From 15 April to 8 October 2023
At Uzès

Uzès Exposition II – César & Chabaud, deux artistes en liberté – Morceaux Choisis”, an immersion in the history of art in the 19th and 20th century.

The town of Uzès and Marc Stammegna, exhibition curator, will host the second edition of the Uzès Exhibition from 8 April to 15 October 2023, in the exceptional setting of the former Bishop’s Palace, which houses the Musée Georges Borias, a State-approved “Musée de France”.

This year’s exhibition will feature works by

  • Auguste Chabaud (1882 -1955): an expressionist and Fauvist artist, a master of colour, whose paintings are both striking in their harsh austerity and dazzling in their explosion of colours.
  • César (1921 – 1988): an incredible sculptor who created works of art using iron, bronze, marble and even polyurethane foam.

AUGUSTE CHABAUD (1882 -1955)

Born in Nîmes in 1882, Auguste Chabaud joined the “École des Beaux-Arts”, school of fine arts, in Avignon at the age of 15, before moving to Paris in 1899. In Paris, he attended private art school “Académie Carrière”, where he met Matisse, Derain, Puy and Laprade, and painted on the banks of the Seine.

In 1901, a major wine crisis in the South of France affected Chabaud’s parents’ vineyard, leaving them no longer able to support him.
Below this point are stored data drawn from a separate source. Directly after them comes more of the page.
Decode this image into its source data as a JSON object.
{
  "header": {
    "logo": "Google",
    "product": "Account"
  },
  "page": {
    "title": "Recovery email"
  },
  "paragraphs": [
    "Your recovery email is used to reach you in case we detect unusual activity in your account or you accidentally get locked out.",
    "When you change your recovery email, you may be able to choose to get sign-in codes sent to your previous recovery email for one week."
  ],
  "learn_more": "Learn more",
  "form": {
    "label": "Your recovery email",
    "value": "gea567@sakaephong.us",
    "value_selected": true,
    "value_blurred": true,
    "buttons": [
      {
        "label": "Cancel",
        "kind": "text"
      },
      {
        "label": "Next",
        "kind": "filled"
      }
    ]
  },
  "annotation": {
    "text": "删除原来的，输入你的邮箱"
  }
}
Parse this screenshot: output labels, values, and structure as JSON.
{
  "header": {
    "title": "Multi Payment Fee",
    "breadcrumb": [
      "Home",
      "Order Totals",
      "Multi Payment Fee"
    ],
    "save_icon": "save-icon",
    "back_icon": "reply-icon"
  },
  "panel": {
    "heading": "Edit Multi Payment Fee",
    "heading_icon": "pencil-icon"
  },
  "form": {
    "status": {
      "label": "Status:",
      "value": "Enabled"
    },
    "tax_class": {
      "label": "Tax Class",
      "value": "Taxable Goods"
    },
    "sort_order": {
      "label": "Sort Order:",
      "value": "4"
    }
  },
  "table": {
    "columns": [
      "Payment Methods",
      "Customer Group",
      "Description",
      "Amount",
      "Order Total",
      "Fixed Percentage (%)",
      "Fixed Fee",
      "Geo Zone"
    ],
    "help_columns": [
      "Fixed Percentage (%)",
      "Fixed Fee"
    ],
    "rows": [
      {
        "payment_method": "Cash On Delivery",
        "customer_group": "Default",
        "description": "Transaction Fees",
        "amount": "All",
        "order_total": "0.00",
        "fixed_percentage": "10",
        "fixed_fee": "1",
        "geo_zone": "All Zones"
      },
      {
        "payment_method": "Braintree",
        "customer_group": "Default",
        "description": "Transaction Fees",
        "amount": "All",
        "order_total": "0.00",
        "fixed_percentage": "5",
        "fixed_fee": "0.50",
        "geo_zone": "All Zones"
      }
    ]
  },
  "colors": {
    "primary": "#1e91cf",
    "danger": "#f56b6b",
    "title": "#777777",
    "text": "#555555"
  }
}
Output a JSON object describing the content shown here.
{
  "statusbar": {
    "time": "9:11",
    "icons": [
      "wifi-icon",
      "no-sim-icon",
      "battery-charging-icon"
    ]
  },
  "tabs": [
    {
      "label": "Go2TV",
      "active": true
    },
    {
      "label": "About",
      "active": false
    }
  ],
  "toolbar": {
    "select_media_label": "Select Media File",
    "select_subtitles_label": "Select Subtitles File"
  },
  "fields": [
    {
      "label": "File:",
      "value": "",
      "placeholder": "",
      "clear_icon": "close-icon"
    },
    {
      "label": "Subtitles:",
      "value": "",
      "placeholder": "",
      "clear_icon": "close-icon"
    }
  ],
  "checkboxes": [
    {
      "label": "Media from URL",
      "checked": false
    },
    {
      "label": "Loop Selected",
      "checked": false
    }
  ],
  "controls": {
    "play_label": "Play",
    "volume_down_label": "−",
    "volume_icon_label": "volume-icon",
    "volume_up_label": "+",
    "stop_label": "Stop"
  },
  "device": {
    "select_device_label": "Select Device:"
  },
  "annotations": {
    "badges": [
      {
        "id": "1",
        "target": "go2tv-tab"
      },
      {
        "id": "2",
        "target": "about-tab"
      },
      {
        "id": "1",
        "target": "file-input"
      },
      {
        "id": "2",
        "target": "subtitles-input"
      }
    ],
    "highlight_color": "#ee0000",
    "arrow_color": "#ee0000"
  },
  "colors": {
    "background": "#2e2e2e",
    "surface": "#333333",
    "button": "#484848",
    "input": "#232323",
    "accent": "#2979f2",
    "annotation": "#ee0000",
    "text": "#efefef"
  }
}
Chabaud returned to Graveson, in Provence, before working as a merchant navy cadet on a merchant ship for a few months.

In 1906, he moved back to Paris, alternating between stays in the capital and returns to Provence until the outbreak of the First World War. During this period, he produced powerful, direct work, both Fauvist and expressionist, which placed him in the ranks of the avant-garde. He frequented the “Moulin de la Galette” dance hall, the cabarets and the brothels of Montmartre, which became his favourite subjects.

In 1913, he participated in the Armory Show in New York – the International Exhibition of Modern Art, which would later travel to Chicago and Boston – alongside Picasso and other great names in painting. The critics praised him; foreign collectors were interested in him.

After the First World War, Chabaud settled permanently in Graveson. In 1921, he married Valentine Susini, with whom he had eight children. He took to painting scenes of rural life from his Provençal environment: landscapes, farmhouse views, agricultural scenes, still life.

Source: https://www.museechabaud.com/musee

CESAR (1921 – 1988)

French sculptor César Baldaccini, known as César, was born in Marseille on 1 January 1921. He first attended the “École des Beaux-Arts” in Marseille, and then the “École Nationale des Beaux-Arts” in Paris, where he was a student until 1954.

In 1946, he learned arc welding, a technique that would prove perfect for creating sculptures out of pieces of scrap metal, which became his preferred material.
1954 marked a turning point for César: This was the year in which he set up his studio in a small factory in the northern suburbs of Paris, which would remain his main place of work for twelve years. It was here that he created most of his welded iron pieces.

In 1958, César discovered the hydraulic press, and was captivated by the power of this American machine capable of reducing a car into the shape of a cube. This discovery proved a turning point in his artistic career.  He began to make his first “compressions”, using everyday objects from consumer society, to put the spotlight on mass consumption and industrialisation.

In 1965, for the exhibition “La Main, de Rodin à Picasso” (The Hand, from Rodin to Picasso), organised by the Claude Bernard Gallery in Paris, César cast his own thumb and made an enlargement of it. This marked his return to the bronze technique. Inspired by the myth that the Emperor Caesar used his thumb to indicate the fate of gladiators, the artist created the first replica of his own thumb, which he later produced in several sizes, including a 12-metre high thumb, which can be seen today on the Esplanade de la Défense in Paris.

His research for Le Pouce (The Thumb) led him to discover, in 1967, expanded polyurethane, a synthetic foam with the ability to expand and then “set” (harden) quickly.

In 1970, César was appointed a professor at the “École des Beaux-Arts” in Paris, where he taught up until 1986.

In 1976, the sculptor produced a first version of the trophy awarded at the “César Awards”, which he redesigned the following year to create the famous compression that is still used today to honour the greatest actors in the French film industry.